B, Blatchford, Samuel
Edited By: Kermit L. Hall, James W. Ely Jr., Joel B. Grossman
Edited By: Kermit L. Hall
(b. New York, N.Y., 9 Mar. 1820; d. 7 July 1893, Newport, R.I.; interred Greenwood Cemetery, Brooklyn, N.Y.), associate justice, 1882–1893. Samuel Blatchford is remembered for his quiet tenacity and close attention to the intricacies of *patent and *admiralty law. Blatchford was an unassuming centrist who played a pivotal role on the Court in the early 1890s. He wrote the important majority opinion that marked the first clear use of substantive *due process, but two years later he also wrote the majority opinion that proclaimed that federal judges ought to use this new constitutional scrutiny of state regulations only in severely limited circumstances.
Blatchford, the son of Richard M. Blatchford, a prominent Whig lawyer and legislator, and Julia Ann Mumford, entered Columbia University when he was thirteen years old and graduated at the head of his class in 1837. He read law in the office of Governor William H. Seward and served as Seward’s private secretary before joining his father’s prestigious Manhattan legal practice in 1842. After Samuel married Caroline Appleton of Lowell, Massachusetts, in 1844, he moved to Auburn, New York, where he joined Seward’s law practice and served in several state legal posts. In 1854, he returned to New York City to practice law and was soon offered, but declined, an appointment to the state supreme court.
Blatchford built a considerable reputation for diligence not only as a lawyer but also as the publisher of admiralty decisions and the decisions of the Circuit Court of the United States for the Second Circuit. Andrew Johnson in 1867 appointed Blatchford a federal district judge in the Southern District of New York and President Rutherford B. Hayes in 1878 elevated him to the circuit court. When Ward Hunt resigned from (p. 92) the Supreme Court in 1882, President Chester A. Arthur failed to convince either Roscoe *Conkling (whom the Senate had confirmed) or Senator George F. Edmunds of Vermont to accept the post. Arthur then appointed Blatchford, who was quickly confirmed, taking his seat on 13 April 1882.
In his two best known opinions, Blatchford held that it made a constitutional difference whether state legislatures made regulatory decisions themselves or delegated power to do so to agencies or commissions. In *Chicago, Milwaukee and St. Paul Railway Co. v. Minnesota (1890), his majority opinion explained that the Constitution required the Court to strike down a Minnesota law that established an independent commission with the final say as to whether railroad rates were “equal and reasonable” (see rule of reason). This decision had great significance because it clearly departed from the Court’s earlier deference to state economic regulation, as in *Munn v. Illinois (1877), in which the business being regulated was said to be “affected with the public interest.” In *Budd v. New York (1892), Blatchford again wrote for a divided Court. This time, however, his opinion upheld state power to regulate businesses, such as grain elevators, at least when the state legislature itself set rates.

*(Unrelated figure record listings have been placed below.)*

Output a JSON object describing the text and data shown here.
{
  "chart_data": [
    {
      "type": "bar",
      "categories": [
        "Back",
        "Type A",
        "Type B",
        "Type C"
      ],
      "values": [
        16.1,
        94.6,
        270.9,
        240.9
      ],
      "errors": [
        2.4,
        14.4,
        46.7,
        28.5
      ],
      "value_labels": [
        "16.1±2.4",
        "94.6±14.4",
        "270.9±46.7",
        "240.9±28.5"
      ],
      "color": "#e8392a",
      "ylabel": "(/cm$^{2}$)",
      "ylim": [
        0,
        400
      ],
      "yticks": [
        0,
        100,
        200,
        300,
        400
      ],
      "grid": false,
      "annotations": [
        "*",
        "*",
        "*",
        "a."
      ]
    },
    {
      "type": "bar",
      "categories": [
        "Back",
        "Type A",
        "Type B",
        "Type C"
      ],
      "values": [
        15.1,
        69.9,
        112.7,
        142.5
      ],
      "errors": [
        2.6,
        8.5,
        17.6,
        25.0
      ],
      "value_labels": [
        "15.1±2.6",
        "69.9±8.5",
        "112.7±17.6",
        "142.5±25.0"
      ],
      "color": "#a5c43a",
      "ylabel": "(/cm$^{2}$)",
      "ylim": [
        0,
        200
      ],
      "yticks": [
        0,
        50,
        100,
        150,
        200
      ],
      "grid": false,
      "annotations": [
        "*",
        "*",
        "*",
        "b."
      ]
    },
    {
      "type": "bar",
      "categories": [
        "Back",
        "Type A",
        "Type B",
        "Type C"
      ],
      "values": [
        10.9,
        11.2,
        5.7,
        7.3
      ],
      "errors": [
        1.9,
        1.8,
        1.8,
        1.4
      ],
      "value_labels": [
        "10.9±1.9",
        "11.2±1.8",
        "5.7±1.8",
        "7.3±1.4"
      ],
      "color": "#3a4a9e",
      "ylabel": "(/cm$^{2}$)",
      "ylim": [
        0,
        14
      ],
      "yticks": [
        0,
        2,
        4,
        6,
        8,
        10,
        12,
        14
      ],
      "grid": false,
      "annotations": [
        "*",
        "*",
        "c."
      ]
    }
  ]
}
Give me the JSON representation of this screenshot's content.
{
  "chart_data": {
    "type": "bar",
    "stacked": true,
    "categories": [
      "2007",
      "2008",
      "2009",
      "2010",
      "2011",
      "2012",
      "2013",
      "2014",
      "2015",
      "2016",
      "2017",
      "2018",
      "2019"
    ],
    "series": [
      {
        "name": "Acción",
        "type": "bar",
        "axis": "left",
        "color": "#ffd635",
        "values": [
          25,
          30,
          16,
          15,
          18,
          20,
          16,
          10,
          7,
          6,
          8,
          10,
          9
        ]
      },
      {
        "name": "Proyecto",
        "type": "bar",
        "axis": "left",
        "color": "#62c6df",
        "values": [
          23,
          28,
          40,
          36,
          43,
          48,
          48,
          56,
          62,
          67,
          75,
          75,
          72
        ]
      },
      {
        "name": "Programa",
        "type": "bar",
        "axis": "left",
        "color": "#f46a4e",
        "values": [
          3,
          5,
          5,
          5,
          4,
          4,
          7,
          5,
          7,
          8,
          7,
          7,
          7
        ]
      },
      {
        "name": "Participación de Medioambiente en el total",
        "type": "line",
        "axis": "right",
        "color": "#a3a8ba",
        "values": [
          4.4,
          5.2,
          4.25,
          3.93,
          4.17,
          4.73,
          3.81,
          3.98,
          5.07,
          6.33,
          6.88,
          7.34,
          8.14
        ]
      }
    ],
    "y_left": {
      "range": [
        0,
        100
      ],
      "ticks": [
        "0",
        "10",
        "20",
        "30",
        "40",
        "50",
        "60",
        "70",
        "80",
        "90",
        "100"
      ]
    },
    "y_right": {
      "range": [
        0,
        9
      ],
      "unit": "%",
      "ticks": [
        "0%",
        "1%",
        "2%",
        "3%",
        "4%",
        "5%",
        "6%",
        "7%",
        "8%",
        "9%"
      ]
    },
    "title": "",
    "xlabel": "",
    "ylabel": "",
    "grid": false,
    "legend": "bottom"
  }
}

Many observers argued that the distinction Blatchford attempted did not make sense, and certainly should not make a constitutional difference. Owing in part to the rise of populism, a severe economic depression, and the charged atmosphere of the early 1890s, Blatchford’s attempt to find and hold a solid center was strained at best. This may help explain the relatively restrained praise for Blatchford after his death. Seymour D. Thompson, the outspoken editor of the American Law Review, proclaimed, “It is no great disparagement of him to say that he was probably a better reporter than judge.” During the Court’s formal memorial service Attorney General Richard Olney said of Blatchford, “If he was not brilliant, he was safe.”
However, Blatchford’s lawyerly enthusiasm for procedural detail contributed to his significant civil liberties decision extending the *Fifth Amendment privilege against self-incrimination in *Counselman v. Hitchcock (1892). Blatchford’s ruling for a unanimous Court emphasized that the Fifth Amendment protected Counselman from giving evidence that could be used in “any criminal case,” including a grand jury proceeding. Blatchford was explicit about moving beyond prior federal and state law, as he relied on the spirit and principle of constitutional guarantees.
Despite Counselman and a few other votes by Blatchford in favor of civil liberties, Blatchford attracted slight public notice; he was most noteworthy for his businesslike approach and his orderly, prosperous, and placid career.
Aviam Soifer, “The Paradox of Paternalism and Laissez-Faire Constitutionalism: United States Supreme Court, 1888–1921,” Law and History Review 5 (Spring, 1987): 249–279.